We formulate the problem of clock skew compensation as a special case of the integer linear scaling in the form of iD/A and propose two algorithms -- i.e., the multiplicative decomposition of integer division (MDID) and the additive decomposition of direct search (ADDS) -- for its nearest integer solution, which are not only immune to floating-point precision loss but also non-incremental unlike our prior approaches based on Bresenham's algorithm. Having theoretically established both decomposition algorithms based on a unified and rigorous formulation of the problem of the integer linear scaling rounded to the nearest integer, we discuss the space-time trade-off through the analysis of their computational complexities and non-overflow conditions.
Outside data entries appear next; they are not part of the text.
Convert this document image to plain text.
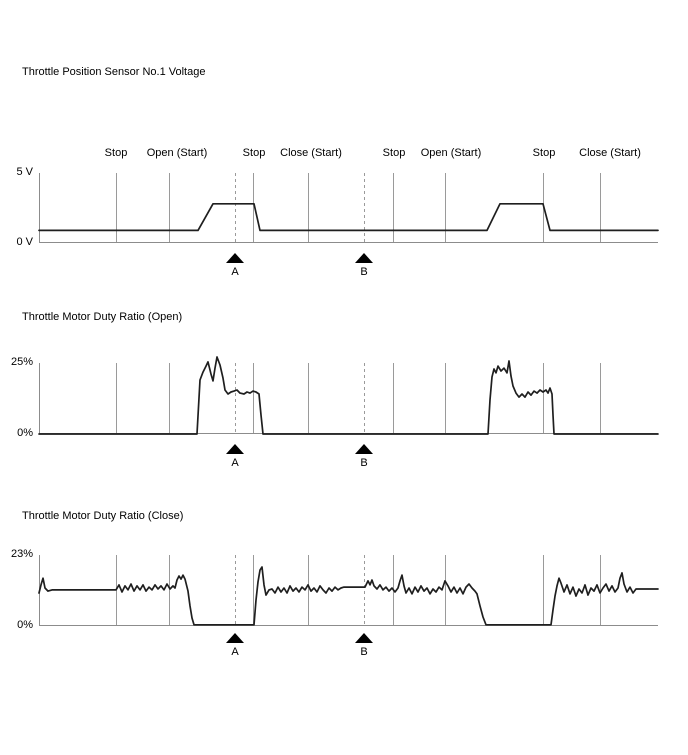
Throttle Position Sensor No.1 Voltage
5 V
0 V
Throttle Motor Duty Ratio (Open)
25%
0%
Throttle Motor Duty Ratio (Close)
23%
0%
A	B
A	B
A	B
Stop Open (Start)	Stop Close (Start)	Stop Open (Start)	Stop Close (Start)
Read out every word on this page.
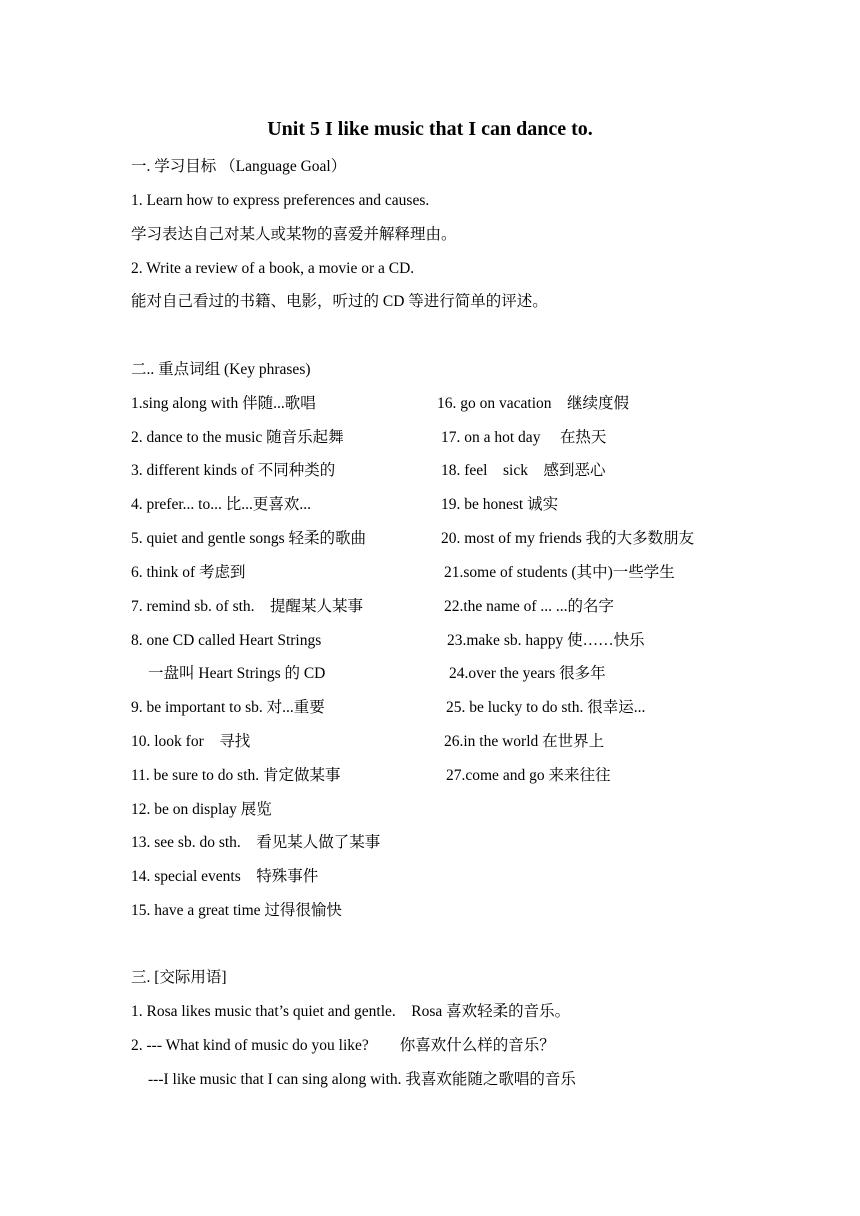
Unit 5 I like music that I can dance to.
一. 学习目标 （Language Goal）
1. Learn how to express preferences and causes.
学习表达自己对某人或某物的喜爱并解释理由。
2. Write a review of a book, a movie or a CD.
能对自己看过的书籍、电影，听过的 CD 等进行简单的评述。
二.. 重点词组 (Key phrases)
1.sing along with 伴随...歌唱
2. dance to the music 随音乐起舞
3. different kinds of 不同种类的
4. prefer... to... 比...更喜欢...
5. quiet and gentle songs 轻柔的歌曲
6. think of 考虑到
7. remind sb. of sth.　提醒某人某事
8. one CD called Heart Strings
一盘叫 Heart Strings 的 CD
9. be important to sb. 对...重要
10. look for　寻找
11. be sure to do sth. 肯定做某事
12. be on display 展览
13. see sb. do sth.　看见某人做了某事
14. special events　特殊事件
15. have a great time 过得很愉快
16. go on vacation　继续度假
17. on a hot day　 在热天
18. feel　sick　感到恶心
19. be honest 诚实
20. most of my friends 我的大多数朋友
21.some of students (其中)一些学生
22.the name of ... ...的名字
23.make sb. happy 使……快乐
24.over the years 很多年
25. be lucky to do sth. 很幸运...
26.in the world 在世界上
27.come and go 来来往往
三. [交际用语]
1. Rosa likes music that’s quiet and gentle.　Rosa 喜欢轻柔的音乐。
2. --- What kind of music do you like?　　你喜欢什么样的音乐？
---I like music that I can sing along with. 我喜欢能随之歌唱的音乐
Through the numerical examples in a practical context of clock skew compensation under two different scenarios based on 32-bit and 64-bit integers, we observe that MDID can obtain the nearest integer solutions with the complexity of O(1) when D is much smaller than the maximum value of the underlying integer type but overflows otherwise; in comparison, ADDS can handle all the cases under both scenarios without overflows but at the expense of increased computational complexity when i approaches the maximum value of the underlying integer type. We also observe that ADDS based on 32-bit integers is equivalent to the clock skew compensation based on 64-bit double-precision floating-point arithmetic, while both algorithms based on 64-bit integers are equivalent to the clock skew compensation based on 128-bit quadruple-precision floating-point arithmetic, which highlights another trade-off between the bounded compensation errors and lower space complexity of the integer-based decomposition algorithms and the lower chances of overflows resulting from the wide ranges of numbers of the clock skew compensation based on floating-point arithmetic.

翻译：我们将时钟偏差补偿问题形式化为一种特殊形式的整数量化线性缩放（iD/A），并提出了两种算法——即整数除法的乘法分解（MDID）与直接搜索的加性分解（ADDS）——以求解其最近整数解。这两种算法不仅规避了浮点数精度损失问题，而且不同于我们先前基于 Bresenham 算法的方法，它们属于非增量式算法。基于对整数量化四舍五入线性缩放问题的统一严格理论构建，我们通过分析两种算法的计算复杂度与非溢出条件，讨论了其中存在的时空权衡。在基于 32 位与 64 位整数的两种实际时钟偏差补偿场景的数值实验中观察到：当除数 D 远小于底层整数类型最大值时，MDID 能以 O(1) 复杂度获得最近整数解，否则将发生溢出；相比之下，ADDS 在两种场景下均能无溢出处理所有情况，但代价是当被除数 i 接近底层整数类型最大值时计算复杂度显著增加。我们还发现：基于 32 位整数的 ADDS 等价于基于 64 位双精度浮点数的时钟偏差补偿方法，而基于 64 位整数的两种算法则等价于基于 128 位四精度浮点数的时钟偏差补偿方法。这揭示了基于整数的分解算法在补偿误差有界性与低空间复杂度方面，与基于浮点数的时钟偏差补偿算法因宽数值范围带来的低溢出风险之间的另一重权衡。